Des personnages gris sous le soleil de plomb
Le programme « Sparks » a été imaginé pour introduire le monde du court-métrage dans toute sa variété. Le programme du samedi permettait ainsi de voir notamment Soleil gris de Camille Monnier, un court-métrage d’animation réalisé à la peinture à l’eau. Sur des fonds qui ne bougent pas, deux jeunes femmes au teint gris attendent le retour de la mère de l’une d’entre-elles pour quitter le motel qu’elles doivent surveiller. La chaleur exténuante les assaille et les pousse au conflit, jusqu’à ce qu’un feu menace leur existence. Le court-métrage calme s’enflamme alors, dans une magnifique scène de fuite à laquelle l’animation permet beaucoup de puissance. Les lignes se dispersent, vrillent, tremblent et se diluent sur une superbe musique de Fredrika Stahl. Une fois sorties des rayons du soleil gris du titre, les deux jeunes femmes apparaissent enfin sous leur vraie couleur rosée, comme enfin faites de chair. Ce qui apparaissait ainsi jusqu’alors comme un choix pictural est soudainement dépeint comme une réalité intra-diégétique tragique : celle d’une planète qui ne tourne plus rond au point de décolorer ses habitant.e.s.

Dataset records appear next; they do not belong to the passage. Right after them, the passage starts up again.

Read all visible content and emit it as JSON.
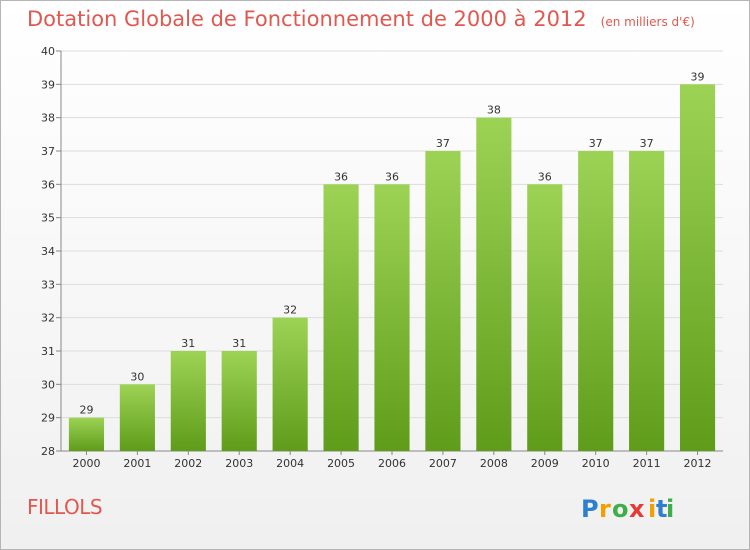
{
  "header": {
    "title": "Dotation Globale de Fonctionnement de 2000 à 2012",
    "units": "(en milliers d'€)"
  },
  "commune": "FILLOLS",
  "brand": {
    "letters": [
      "P",
      "r",
      "o",
      "x",
      "i",
      "t",
      "i"
    ],
    "letter_colors": [
      "#2f7fd0",
      "#f2a000",
      "#3fae49",
      "#e53935",
      "#f2a000",
      "#2f7fd0",
      "#3fae49"
    ]
  },
  "colors": {
    "bar_light": "#9dd355",
    "bar_dark": "#5f9c1a",
    "title": "#e0584f",
    "grid": "#dddddd"
  },
  "chart_data": {
    "type": "bar",
    "title": "Dotation Globale de Fonctionnement de 2000 à 2012",
    "subtitle": "(en milliers d'€)",
    "xlabel": "",
    "ylabel": "",
    "categories": [
      "2000",
      "2001",
      "2002",
      "2003",
      "2004",
      "2005",
      "2006",
      "2007",
      "2008",
      "2009",
      "2010",
      "2011",
      "2012"
    ],
    "values": [
      29,
      30,
      31,
      31,
      32,
      36,
      36,
      37,
      38,
      36,
      37,
      37,
      39
    ],
    "ylim": [
      28,
      40
    ],
    "yticks": [
      28,
      29,
      30,
      31,
      32,
      33,
      34,
      35,
      36,
      37,
      38,
      39,
      40
    ],
    "grid": true,
    "legend": "none"
  }
}
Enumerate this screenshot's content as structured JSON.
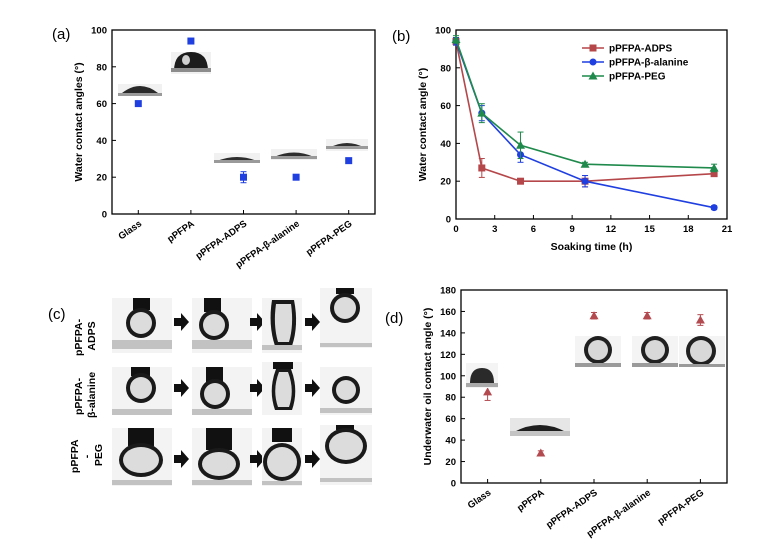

Les clients disproportionnés d’un hostel
L’animation était bien représentée dans ce programme qui comprenait aussi le court-métrage Two point five stars, film de diplôme de Sina Lerf, Dario Marti et de Dario Boger réalisé à la haute école de Lucerne. Là encore, l’animation permet des représentations inédites : à la réception d’un hostel, Robin doit faire face à des client.e.s des plus intenses. Les disproportions rendues à ces drôles de personnages volontairement caricaturaux produisent un effet comique fort. Le court-métrage s’autorise ainsi des dingueries, qui mises bout à bout dressent un portrait hilarant du rapport d’une employée à sa clientèle insupportable.
Des mochis pleins de larmes
Le ton est moins à la rigolade avec Amarela, film brézilien d’André Hayato Saito. Alors qu’Erika est dans tous ses états face à la finale de la coupe du monde de football qui oppose le Brésil – pays où elle vit – à la France, elle est violemment ramenée à sa condition d’immigrée japonaise. Tiraillée entre un repas de famille traditionnel pour lequel on l’attend et cet événement important pour la supporteuse qu’elle est, Erika finira tragiquement par laisser couler ses larmes, alors que la caméra qui la cadre de près révèle petit à petit sur quoi ses pleurs tombent, à savoir de la pâte de riz pour confectionner
des mochis.
Cooper à la laverie
Hello stranger de Amélie Hardy brosse le portrait de Cooper, une jeune femme trans. Alors qu’une scène d’introduction les montre toutes deux en train de discuter, elles tombent d’accord sur comment entamer le film, à savoir s’adresser à ceux et celles qui dévisagent quotidiennement Cooper à la laverie automatique. Le film semble dès lors trouver sa forme dans un respect profond de Cooper et de ses envies de se narrer elle-même. Le film est ainsi très didactique, mais permet, quoiqu’à la troisième personne, d’être un récit intime sur la construction identitaire.
Les chats de Beirut
The sun sets on Beirut de Daniela Stephan présente Ghady et Mounia dans la capitale libanaise, en quête du chat disparu de cette dernière. Bien vite rejoints par Olivia, une étudiante anglaise qui cherche à interviewer des locaux, la dynamique est tendue : Ghady drague Olivia, alors que Mounia reste sur le côté, visiblement agacée, mais surtout préoccupée par la disparition de son compagnon domestique, comme de la situation critique de son pays. Le trio est passionnant à observer par le prisme du genre : pourquoi Ghady ne se pose-t-il pas la question que Mounia n’hésitera pas à envoyer frontalement à Olivia : « Qu’est-ce que tu fous là, t’as pas peur des bombes ? ». La quête du chat guide le récit en donnant lieu à une exploration de Beirut assez tragique pour ces trois jeunes qui apparaissent comme les derniers survivant.e.s d’une ville dans laquelle la vie peine à tenir, comme le suggèrent les chats dans le récit. Alors qu’un chaton est bloqué dans un pot d’échappement, le trio s’active pour tenter de le sauver, alors que le
propriétaire de la voiture décide de démarrer.